U.S. GDP Grows 2% in Q3; Consumers Spending More, But Buying Power Eases

October 26, 2012 9:09 AM EDT
U.S. gross domestic product (GDP) grew more than expected in the third quarter, according to new data out from the U.S. Bureau of Economic Analysis on Friday.

For the three months ended September 2012, GDP rose 2.0 percent, up from a 1.3 percent pop the preceding quarter. Estimates pegged growth at about 1.8 percent.

Recent gains in housing and limited unemployment losses have helped to boost consumer confidence. The most recent University of Michigan survey came in at 93.1 for October, leagues above the 78.5 reading expected by analysts.

The U.S. BEA commented, "It is difficult for the domestic economy to grow any more robustly, given the relatively soft pace of consumption and investment, weak sentiment among businesses, continued austerity for state and local government spending, weak exports, and the looming "fiscal cliff." Moreover, the negative headwinds from Europe and Asia look to be more persistent than previously thought. On the plus side, housing is finally turning into a positive factor after a long decline."

Analysts also suspect that the drought which ravaged uncountable acres of crops in the Midwest hampered GDP by a a few tenths of a point.

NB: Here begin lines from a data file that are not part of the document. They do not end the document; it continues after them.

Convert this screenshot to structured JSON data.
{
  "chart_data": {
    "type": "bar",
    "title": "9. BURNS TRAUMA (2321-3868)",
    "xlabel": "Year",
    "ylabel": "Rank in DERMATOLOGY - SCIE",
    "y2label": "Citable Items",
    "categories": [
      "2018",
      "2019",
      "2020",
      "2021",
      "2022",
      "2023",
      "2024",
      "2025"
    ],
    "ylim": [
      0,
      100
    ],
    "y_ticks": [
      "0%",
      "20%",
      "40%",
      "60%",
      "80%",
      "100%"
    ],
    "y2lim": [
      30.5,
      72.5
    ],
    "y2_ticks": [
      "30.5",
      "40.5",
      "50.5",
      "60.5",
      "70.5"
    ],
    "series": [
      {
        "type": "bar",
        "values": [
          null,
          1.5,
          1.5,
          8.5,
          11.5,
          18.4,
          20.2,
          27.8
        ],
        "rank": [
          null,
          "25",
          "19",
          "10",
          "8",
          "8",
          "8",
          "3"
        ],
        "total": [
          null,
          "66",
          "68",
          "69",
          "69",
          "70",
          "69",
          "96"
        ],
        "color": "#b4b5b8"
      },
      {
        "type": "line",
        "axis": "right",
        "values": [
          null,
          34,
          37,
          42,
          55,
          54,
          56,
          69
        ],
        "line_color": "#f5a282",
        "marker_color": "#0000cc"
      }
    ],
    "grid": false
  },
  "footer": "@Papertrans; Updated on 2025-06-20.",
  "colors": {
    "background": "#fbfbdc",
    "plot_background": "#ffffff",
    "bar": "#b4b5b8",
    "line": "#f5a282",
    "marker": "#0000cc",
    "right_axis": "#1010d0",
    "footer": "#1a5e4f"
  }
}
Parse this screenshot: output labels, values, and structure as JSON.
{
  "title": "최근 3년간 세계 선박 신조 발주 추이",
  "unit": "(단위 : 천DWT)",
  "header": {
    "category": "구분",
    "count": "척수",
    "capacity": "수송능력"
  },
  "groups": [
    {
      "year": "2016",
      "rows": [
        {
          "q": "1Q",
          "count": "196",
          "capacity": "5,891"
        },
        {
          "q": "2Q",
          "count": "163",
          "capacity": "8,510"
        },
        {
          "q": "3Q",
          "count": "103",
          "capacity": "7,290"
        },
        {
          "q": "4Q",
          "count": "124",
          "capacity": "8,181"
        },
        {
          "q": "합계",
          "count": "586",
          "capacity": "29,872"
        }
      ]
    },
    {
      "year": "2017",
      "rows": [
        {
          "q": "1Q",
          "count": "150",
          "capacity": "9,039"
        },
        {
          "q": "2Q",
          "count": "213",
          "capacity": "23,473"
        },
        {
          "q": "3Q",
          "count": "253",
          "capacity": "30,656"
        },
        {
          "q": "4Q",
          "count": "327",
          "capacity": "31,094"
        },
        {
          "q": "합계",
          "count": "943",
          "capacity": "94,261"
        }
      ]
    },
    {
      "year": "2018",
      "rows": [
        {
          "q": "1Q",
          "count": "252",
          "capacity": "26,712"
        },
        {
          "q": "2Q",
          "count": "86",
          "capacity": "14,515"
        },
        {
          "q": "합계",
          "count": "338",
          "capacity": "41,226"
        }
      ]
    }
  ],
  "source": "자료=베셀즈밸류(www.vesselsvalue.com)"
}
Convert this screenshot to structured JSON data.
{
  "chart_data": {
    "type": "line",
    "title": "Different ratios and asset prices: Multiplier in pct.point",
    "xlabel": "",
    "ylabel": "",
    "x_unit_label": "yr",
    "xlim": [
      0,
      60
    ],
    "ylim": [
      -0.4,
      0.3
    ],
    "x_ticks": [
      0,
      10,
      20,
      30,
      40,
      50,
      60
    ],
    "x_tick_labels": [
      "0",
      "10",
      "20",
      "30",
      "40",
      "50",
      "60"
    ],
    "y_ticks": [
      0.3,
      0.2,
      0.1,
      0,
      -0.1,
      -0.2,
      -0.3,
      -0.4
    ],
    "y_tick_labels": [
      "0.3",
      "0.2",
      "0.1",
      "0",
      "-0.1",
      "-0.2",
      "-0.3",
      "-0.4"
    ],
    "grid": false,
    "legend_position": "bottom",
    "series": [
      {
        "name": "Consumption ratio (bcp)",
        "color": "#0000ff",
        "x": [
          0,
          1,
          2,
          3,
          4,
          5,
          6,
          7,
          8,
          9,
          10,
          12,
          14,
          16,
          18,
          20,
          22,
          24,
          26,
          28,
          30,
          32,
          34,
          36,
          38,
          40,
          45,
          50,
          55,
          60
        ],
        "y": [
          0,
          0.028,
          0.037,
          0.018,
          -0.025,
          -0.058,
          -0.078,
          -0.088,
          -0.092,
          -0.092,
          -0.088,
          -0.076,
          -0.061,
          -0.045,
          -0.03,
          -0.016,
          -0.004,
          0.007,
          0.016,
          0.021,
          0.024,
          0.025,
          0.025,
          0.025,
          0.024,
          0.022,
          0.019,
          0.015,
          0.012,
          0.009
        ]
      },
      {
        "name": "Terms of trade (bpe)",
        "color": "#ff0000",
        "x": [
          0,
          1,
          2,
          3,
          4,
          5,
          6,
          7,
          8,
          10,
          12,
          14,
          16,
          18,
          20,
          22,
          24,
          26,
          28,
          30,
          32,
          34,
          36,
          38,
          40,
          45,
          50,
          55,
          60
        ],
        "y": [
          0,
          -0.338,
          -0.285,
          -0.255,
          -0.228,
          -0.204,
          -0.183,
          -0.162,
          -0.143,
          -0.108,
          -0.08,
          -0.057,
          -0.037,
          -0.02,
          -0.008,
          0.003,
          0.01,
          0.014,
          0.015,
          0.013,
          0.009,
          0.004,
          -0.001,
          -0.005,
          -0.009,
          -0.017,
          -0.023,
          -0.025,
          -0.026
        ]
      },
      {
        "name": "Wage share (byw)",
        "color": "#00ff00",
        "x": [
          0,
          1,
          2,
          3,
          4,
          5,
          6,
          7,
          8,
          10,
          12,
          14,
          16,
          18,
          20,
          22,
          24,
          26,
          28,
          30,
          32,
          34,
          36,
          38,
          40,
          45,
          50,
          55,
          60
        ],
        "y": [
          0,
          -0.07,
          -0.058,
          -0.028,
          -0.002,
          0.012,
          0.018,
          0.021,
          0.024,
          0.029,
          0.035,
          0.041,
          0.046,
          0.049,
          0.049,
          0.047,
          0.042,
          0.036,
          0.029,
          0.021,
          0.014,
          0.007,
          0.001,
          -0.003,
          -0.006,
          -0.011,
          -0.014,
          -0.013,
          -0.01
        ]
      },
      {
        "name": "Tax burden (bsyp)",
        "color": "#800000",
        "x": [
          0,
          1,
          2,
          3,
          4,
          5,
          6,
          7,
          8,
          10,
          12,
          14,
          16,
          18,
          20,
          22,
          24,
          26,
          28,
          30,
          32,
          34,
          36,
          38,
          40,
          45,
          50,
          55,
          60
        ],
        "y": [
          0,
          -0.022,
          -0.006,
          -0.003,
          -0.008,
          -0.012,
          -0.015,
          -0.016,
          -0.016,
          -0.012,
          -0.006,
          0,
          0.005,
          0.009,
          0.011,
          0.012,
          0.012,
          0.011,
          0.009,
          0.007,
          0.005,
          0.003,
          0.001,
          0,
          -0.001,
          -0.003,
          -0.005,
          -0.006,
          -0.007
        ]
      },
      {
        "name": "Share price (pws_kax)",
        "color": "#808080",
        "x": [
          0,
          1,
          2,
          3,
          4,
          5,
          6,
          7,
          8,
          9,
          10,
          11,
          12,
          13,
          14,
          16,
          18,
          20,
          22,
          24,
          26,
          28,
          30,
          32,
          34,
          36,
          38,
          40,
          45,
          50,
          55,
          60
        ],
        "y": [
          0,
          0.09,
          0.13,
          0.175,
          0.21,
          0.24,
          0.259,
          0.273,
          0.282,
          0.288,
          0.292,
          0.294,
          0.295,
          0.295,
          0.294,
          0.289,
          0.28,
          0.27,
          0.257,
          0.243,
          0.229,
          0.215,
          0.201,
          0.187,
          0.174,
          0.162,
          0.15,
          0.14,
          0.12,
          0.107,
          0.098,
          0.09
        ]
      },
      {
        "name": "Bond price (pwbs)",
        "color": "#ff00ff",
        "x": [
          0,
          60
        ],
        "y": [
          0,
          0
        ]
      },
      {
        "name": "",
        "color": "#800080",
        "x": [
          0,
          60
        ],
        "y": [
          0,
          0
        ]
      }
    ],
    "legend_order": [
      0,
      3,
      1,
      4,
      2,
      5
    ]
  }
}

However, today's GDP report in an advanced one, with another out in November and the final reading in December.

Consumer purchase grew 2 percent, from 1.5 percent the prior quarter. The number was slightly below a Bloomberg survey of 2.1 percent. Consumer purchasing power grew 0.8 percent, the slowest rate since the end of 2011, data show.

U.S. markets are indicated lower ahead of the bell Friday.